More Than 140 New Faculty At Top 20 Business Schools

SETTLING IN ON A NEW CAMPUS

Youfei Xiao

Youfei Xiao

Though many, if not most, have classroom experience as teaching assistants, fellows, or in some other capacity, the majority of new hires at the leading U.S. B-schools this fall are stepping in front of students as professors for the first time. Like Alixandra Barasch,  Youfei Xiao is among these newly minted Ph.D.s. An assistant professor of accounting at Duke University’s Fuqua School of Business, Xiao is teaching Introduction to Financial Accounting in Duke’s one-year Master of Management program while carrying on her research in securities analysts’ strategic behavior and corporate governance.

She says when she was fielding offers from B-schools this spring she very quickly realized that Duke would be the right place for her.

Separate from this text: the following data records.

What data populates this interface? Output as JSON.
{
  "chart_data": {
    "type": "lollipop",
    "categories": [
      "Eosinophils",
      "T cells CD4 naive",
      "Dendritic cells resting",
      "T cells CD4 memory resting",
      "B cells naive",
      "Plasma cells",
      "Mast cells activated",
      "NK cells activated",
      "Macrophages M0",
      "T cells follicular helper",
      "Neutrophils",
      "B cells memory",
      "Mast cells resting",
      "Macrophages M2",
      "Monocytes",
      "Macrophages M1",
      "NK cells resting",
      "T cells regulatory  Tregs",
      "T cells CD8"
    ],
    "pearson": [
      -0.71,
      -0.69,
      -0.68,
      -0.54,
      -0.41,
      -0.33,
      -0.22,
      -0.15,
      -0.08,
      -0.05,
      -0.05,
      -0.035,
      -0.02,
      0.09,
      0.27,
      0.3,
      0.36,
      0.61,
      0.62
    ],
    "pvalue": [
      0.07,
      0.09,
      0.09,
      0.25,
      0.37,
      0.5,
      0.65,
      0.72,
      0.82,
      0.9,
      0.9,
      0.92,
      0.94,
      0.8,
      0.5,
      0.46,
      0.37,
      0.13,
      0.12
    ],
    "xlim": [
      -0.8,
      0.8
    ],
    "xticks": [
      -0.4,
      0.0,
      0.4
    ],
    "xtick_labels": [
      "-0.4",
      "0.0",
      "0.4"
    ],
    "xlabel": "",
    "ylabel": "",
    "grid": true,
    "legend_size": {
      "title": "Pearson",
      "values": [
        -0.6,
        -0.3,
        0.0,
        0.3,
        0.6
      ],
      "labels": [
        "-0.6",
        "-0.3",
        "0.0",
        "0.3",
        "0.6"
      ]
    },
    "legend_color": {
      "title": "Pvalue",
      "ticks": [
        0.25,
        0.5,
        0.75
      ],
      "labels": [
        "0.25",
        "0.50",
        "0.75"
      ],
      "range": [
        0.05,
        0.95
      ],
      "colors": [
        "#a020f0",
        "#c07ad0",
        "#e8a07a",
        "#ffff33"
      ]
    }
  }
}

“Obviously it’s a very renowned business school as far as research and teaching,” says Xiao, who received her Ph.D. in business administration from Stanford. “It’s very exciting, I really love both aspect of it, the teaching where I get to stand up there and share what I’m really passionate about with some really bright students and get them really excited about accounting, and the research, just starting out and sending out papers for publication and hopefully get recognized for my research accomplishments.”

FROM Ph.D. TO PROFESSOR: ‘A WHIRLWIND JOURNEY’

Xiao explains how the process Ph.D.s undergo to secure academic positions begins between August and September the year before they finish school, with a recruiting conference in December, interviews in January, and final offers and acceptances in March.

“We had email announcements about who is hiring and Duke was one of the institutions that was hiring,” Xiao says. “And at that point the schools do a review and we have a recruiting conference in December in Miami, and that’s where schools do their first round of interviews, typically. At that point, schools narrow it down to a smaller set of candidates and they invite those candidates out for campus visits, and the highlight is when you present your research to the faculty of the school that you’re interviewing with. And then it culminates, obviously, with offers and acceptance of offers.”

Xiao graduated in mid-June and started teaching in July. This fall she’s teaching three sessions of 60 students each, twice a week, for two hours and 15 minutes at a time. In the spring she’ll resume a research-first role before returning to the classroom in the summer.

“So it’s been a busy time, and obviously with moving and settling in, it’s been a whirlwind journey.”